Володя с негодованием посмотрел на Анюту. Дескать, что я говорил!

Анюта смотрела в окно.

– Андрей смотрел на Анюту и думал, что же такое в голубой коробке?..

До мелочей, до выбоин на асфальте была известна Андрею дорога на дачу. Раньше она даровала покой и радость. Так приятно было смотреть на мелькающие за окном деревья, столбы и перекрёстки! Душой отдыхал Андрей от школьно-городских тревог и волнений. Здесь, в машине, начинался его мир. Здесь он приводил в порядок мечты и мысли.

Нынче же тревога висела в машине облаком. Мельчайшие её игольчатые частицы, казалось, проникали в кровь, струились по венам, оседали льдистыми кристалликами под ногтями. Андрей дышал на ногти, стараясь растопить лёд, потирал в волнении руки, разогревая кровь.

Впоследствии Андрей научился справляться с внезапными приступами тревоги, в конце концов даже начал извлекать из них прямую выгоду. Тревога стала его ясновидением. Как светофор, она сигнализировала: «Сбавь скорость! Оглядись! Внимательно оглядись!» Тревога предостерегала, охраняла. Так, например, Андрей пугался, когда ему слишком уж везло, потому что был согласен с древними греками, которые, как известно, считали, что чрезмерный избыток в одном направлении приводит к насильственному изменению в другом, противоположном. По их мнению, люди, ставшие чрезмерно богатыми или же заполучившие чрезмерную власть, подвергаются особой опасности впасть в крайнюю нищету и зависимость. Богатство лидийского царя Креза для древних греков не было причиной его падения, но они полагали: для умного наблюдателя – это симптом, что в его жизни что-то произошло, нарушилось, и это «что-то», вероятно, приведёт его к падению.

Сколько бед миновало Андрея! Время, само всемогущее время как бы протянуло ему руку дружбы. Спокоен и безмятежен был его человеческий век. Лишь в редкие мгновения бунта против этой безмятежности Андрей впадал в отчаянье. Не ограбил ли он сам себя? Не обломал ли сознательно крону, превратившись в голый столб, на который даже воробью не сесть, не зацепиться. Не за что… Сколько, сколько всего могло с ним быть, но не было! Не было… Тревога предупреждала, а Андрей старался не спорить с тревогой. И бунтовал-то скорее из любопытства, как хозяин, уверенный в прочности своих ворот, всё же иногда проверяет их крепким ударом сапога. Не с целью действительно проверить, а лишь почувствовать удовлетворение…

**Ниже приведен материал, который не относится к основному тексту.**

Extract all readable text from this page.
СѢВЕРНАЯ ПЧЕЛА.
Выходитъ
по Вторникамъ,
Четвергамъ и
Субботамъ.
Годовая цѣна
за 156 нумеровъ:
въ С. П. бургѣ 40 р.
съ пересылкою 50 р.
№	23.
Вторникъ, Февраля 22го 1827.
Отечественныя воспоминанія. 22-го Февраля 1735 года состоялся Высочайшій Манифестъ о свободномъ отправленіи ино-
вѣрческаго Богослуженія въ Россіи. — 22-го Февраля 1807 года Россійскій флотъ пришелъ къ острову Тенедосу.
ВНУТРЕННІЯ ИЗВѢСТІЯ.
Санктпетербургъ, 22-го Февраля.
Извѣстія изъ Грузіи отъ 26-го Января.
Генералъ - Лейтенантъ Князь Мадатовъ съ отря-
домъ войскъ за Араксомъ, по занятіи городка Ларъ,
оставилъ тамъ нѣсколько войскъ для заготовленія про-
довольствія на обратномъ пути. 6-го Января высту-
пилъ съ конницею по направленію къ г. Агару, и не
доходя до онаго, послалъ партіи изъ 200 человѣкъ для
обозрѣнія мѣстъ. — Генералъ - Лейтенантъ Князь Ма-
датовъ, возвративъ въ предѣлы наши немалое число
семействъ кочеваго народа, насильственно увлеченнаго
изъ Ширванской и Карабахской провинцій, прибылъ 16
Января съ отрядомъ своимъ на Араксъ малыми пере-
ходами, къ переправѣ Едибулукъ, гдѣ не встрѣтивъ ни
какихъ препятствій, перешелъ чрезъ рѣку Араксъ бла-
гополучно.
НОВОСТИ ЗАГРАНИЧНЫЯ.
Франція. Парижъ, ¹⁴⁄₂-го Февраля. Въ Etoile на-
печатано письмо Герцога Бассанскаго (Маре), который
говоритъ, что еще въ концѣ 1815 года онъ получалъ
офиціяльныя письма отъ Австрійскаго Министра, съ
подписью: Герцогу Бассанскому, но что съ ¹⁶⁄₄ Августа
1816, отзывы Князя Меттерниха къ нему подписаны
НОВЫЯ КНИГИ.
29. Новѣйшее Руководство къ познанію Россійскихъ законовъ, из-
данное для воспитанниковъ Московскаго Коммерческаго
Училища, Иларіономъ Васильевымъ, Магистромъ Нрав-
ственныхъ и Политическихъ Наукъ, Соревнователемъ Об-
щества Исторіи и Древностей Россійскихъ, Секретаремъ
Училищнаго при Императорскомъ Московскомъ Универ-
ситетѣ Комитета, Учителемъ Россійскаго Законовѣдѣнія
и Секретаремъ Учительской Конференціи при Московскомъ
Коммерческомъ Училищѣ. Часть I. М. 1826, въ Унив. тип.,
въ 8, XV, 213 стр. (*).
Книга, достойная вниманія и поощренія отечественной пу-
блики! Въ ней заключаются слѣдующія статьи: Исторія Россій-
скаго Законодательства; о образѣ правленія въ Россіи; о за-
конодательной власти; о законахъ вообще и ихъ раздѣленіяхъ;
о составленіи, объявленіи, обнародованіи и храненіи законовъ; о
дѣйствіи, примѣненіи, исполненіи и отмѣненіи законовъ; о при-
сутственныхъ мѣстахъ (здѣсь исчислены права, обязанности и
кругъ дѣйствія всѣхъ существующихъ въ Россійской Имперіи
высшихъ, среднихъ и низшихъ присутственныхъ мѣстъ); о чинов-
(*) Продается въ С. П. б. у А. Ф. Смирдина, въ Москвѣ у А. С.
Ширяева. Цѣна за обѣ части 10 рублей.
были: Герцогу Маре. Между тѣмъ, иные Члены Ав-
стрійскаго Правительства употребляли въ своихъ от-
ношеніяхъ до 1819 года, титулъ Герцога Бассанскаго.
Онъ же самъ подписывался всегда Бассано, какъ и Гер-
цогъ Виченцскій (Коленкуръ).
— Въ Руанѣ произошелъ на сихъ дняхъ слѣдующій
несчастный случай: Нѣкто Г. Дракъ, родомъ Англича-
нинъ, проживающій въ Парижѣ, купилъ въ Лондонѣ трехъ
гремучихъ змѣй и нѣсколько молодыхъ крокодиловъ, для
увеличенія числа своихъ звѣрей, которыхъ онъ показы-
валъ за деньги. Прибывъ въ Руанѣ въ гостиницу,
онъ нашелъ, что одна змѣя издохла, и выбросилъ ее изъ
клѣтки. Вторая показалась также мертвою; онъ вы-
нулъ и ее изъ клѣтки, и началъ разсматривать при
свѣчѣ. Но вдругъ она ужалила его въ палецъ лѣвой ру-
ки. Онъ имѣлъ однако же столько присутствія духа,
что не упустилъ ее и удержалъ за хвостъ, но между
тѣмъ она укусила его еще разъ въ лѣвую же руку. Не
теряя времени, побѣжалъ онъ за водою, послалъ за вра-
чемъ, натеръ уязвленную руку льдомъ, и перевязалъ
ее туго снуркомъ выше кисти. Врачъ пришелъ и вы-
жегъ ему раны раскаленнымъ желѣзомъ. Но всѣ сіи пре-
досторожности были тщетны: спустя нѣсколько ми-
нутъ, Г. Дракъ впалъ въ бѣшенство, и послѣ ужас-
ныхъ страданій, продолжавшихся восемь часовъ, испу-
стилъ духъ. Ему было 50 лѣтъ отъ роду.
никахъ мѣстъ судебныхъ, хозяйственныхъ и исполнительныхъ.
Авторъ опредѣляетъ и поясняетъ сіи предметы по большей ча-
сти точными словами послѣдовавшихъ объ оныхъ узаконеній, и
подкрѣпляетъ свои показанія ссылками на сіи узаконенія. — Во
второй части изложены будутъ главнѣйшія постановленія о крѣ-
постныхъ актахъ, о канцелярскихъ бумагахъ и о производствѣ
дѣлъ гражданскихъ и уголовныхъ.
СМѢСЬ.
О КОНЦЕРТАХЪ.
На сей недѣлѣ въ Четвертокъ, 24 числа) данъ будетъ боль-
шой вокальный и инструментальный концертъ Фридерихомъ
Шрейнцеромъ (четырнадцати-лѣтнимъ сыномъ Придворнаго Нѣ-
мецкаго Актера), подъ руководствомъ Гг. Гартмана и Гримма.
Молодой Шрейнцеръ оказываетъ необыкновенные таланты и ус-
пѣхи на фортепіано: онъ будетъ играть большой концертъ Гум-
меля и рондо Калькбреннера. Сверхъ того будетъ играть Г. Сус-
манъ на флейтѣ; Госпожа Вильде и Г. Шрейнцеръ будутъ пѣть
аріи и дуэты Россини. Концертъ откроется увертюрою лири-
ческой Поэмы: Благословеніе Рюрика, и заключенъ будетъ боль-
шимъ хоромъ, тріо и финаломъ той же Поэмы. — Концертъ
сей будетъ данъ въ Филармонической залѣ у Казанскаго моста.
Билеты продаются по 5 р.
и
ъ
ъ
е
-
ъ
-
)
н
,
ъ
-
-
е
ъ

Зато как легко было во всем остальном! Всё, что задумывал, осуществлялось. Жизнь была податливой, как пластилин. Только верь, верь тревоге! А несбывшееся… Несбывшееся забывалось.

С годами Андрей перестал бунтовать даже и из любопытства. Чувство тревоги с годами так сильно развилось, что Андрей стал улавливать особенный запах тревоги, исходящий от людей, которым предстоят испытания. Это был странный холодный запах слёз, бессонницы, седеющих волос, ночи – глухой, безнадёжной… Странность запаха была в том, что исходил он от внешне совершенно благополучных людей. Мысленно Андрей роднил их с безумным архитектором, который когда-то заглянул к отцу на огонёк. Андрей с жалостью смотрел на этих людей, пытался как-то их предостеречь, но люди, особенно в моменты благополучия, редко внимают предостережениям.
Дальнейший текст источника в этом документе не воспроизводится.